El arte tendrá sus convenciones
pero se espera que las rompa, que las burle y, al hacerlo, nos sorprenda. Ese
es el privilegio del artista. Celebramos que el creador se aparte de las
convenciones que gobiernan su oficio. Esperamos originalidad, sorpresa, provocación.
Y. cuando la encontramos en el arte, nos ofendemos.
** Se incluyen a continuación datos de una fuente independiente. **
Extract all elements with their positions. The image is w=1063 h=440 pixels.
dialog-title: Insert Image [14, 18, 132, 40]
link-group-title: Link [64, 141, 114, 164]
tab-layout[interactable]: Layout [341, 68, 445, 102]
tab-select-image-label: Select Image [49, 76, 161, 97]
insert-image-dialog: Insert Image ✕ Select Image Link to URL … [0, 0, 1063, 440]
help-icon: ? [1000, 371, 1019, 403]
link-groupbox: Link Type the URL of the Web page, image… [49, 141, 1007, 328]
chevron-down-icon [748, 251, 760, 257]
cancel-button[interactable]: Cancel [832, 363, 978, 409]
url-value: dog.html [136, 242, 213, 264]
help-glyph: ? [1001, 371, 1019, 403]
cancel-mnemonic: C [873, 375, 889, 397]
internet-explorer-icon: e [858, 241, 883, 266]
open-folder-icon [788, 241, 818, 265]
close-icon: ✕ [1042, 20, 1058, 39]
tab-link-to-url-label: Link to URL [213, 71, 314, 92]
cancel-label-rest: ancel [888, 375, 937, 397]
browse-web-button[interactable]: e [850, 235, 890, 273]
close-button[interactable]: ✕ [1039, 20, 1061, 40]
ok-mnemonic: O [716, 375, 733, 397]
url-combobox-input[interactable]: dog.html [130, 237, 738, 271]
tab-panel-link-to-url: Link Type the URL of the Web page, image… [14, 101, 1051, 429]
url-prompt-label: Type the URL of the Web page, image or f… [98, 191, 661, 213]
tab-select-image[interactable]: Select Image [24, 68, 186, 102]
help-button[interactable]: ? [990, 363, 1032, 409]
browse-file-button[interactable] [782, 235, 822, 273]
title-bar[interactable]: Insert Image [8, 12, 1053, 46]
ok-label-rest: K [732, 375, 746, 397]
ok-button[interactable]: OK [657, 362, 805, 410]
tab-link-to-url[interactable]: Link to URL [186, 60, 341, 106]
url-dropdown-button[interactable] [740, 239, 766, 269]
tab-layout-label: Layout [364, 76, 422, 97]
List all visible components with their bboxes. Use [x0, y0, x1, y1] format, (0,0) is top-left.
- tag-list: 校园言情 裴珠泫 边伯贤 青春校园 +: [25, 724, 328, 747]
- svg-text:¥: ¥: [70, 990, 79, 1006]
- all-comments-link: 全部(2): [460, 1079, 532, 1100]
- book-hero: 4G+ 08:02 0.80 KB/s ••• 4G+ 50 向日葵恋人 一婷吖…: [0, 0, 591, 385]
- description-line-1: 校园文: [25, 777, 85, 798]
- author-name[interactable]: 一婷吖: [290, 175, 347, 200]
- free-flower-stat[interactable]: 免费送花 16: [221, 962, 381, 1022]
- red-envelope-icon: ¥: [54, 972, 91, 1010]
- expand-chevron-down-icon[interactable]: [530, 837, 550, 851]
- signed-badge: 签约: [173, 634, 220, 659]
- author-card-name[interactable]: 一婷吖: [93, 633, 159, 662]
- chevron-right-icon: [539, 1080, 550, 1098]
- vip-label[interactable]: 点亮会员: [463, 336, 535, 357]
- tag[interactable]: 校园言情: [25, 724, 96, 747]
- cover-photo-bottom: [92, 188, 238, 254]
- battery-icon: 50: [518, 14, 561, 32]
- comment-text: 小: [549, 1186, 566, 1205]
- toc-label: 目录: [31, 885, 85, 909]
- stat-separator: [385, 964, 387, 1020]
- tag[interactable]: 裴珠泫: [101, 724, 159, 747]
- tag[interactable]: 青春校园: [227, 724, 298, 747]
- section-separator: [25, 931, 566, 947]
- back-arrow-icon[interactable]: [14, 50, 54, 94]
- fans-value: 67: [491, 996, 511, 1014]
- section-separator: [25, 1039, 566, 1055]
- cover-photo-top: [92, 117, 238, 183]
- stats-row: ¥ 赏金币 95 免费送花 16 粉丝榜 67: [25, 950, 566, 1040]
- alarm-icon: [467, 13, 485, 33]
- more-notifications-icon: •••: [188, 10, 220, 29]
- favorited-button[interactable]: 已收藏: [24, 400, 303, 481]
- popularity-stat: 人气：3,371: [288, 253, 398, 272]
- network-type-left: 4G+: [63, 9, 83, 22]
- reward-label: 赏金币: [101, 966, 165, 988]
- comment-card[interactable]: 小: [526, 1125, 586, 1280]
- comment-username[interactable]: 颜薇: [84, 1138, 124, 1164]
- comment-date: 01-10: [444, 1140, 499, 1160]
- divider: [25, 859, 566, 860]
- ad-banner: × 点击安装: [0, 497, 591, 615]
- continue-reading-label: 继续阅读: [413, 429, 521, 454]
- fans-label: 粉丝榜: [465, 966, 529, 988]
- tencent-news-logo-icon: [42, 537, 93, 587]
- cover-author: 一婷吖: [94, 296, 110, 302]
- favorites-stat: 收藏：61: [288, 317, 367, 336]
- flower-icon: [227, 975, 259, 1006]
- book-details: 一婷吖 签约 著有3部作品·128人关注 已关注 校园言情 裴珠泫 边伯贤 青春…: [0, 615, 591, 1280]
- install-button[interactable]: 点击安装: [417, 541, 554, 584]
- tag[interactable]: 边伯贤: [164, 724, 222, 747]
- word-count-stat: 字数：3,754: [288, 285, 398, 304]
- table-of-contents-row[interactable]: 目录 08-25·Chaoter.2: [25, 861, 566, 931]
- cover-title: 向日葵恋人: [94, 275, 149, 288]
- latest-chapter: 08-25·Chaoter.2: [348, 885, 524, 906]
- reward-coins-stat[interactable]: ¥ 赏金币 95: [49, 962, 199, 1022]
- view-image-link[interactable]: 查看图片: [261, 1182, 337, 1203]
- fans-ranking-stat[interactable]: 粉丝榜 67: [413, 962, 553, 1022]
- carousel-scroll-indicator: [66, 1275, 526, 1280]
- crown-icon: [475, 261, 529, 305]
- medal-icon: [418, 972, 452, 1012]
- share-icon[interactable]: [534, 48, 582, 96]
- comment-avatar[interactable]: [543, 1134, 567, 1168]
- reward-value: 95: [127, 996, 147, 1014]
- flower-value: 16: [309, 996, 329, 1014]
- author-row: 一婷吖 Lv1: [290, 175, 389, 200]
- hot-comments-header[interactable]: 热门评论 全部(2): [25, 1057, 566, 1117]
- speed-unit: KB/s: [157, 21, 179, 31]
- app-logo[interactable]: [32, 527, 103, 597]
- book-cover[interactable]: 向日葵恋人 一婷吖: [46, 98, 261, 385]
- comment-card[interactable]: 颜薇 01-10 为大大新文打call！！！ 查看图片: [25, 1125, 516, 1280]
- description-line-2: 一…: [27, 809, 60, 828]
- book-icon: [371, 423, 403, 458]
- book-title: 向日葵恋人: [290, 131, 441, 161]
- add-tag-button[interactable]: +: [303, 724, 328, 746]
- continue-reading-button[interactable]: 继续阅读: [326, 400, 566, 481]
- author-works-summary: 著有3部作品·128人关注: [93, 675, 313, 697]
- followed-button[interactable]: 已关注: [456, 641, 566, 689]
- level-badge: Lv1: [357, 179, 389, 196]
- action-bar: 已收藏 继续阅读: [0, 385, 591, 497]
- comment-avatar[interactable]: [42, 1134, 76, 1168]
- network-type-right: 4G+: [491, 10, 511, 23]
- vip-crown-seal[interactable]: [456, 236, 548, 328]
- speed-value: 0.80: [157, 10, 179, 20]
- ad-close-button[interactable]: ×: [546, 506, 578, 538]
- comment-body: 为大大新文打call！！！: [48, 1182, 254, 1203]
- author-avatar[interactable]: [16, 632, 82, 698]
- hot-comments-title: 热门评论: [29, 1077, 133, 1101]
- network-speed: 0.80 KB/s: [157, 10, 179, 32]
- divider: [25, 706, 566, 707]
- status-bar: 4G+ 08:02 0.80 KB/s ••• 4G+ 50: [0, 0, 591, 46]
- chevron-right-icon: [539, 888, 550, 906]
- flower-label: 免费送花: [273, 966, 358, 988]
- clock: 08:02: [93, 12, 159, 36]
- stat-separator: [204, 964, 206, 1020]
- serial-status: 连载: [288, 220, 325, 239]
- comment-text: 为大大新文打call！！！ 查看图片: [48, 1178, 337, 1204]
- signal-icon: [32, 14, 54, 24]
Un ensayo sobre la ópera que
escribe a partir de la publicación de un diccionario especializado captura su
inteligencia irónica y erudita. La ópera, dice, Rosen, es la más prestigiosa de
las formas musicales. Es también la más absurda, la más irracional. Ningún
diccionario, advierte, podría tratar con el sinsentido de la ópera. Ahí no debe
esperarse racionalidad alguna porque al género lo gobierna un código lunático
al que todos los involucrados se someten con docilidad. Valdría reconocer que
no ha sido una forma artística particularmente respetable: barullo de fondo
mientras los apostadores juegan a las cartas; espectáculo donde sopranos
inmensas personifican tuberculosas moribundas. “El ideal de la ópera, escribe,
la forma en que perfila una visión de lo sublime, no puede separarse de su elemento
grotescamente físico.” De todas las artes, continúa el pianista, la música es
la más habilidosa para escapar los filtros del significado. En la ópera, “la
música no nos llega a través de las palabras: las palabras llegan a través de
la música.” La musicalidad se beneficia aquí del intenso contraste con la
fisicalidad. Los cuerpos gordos y sudorosos que la producen suelen contrastar
con la exquisita delicadeza de la música. “El fundamento de la ópera, concluye,
aparece como la oposición entre el ideal musical de la pureza y la cruda
realidad, el vestuario bobo, la trama ridícula, la penosa decoración que se
necesitan para producirla: pero la música esconde en sí misma una realidad tan
brusca, igualmente física.”
Se nos fue una buena alternativa a Shama.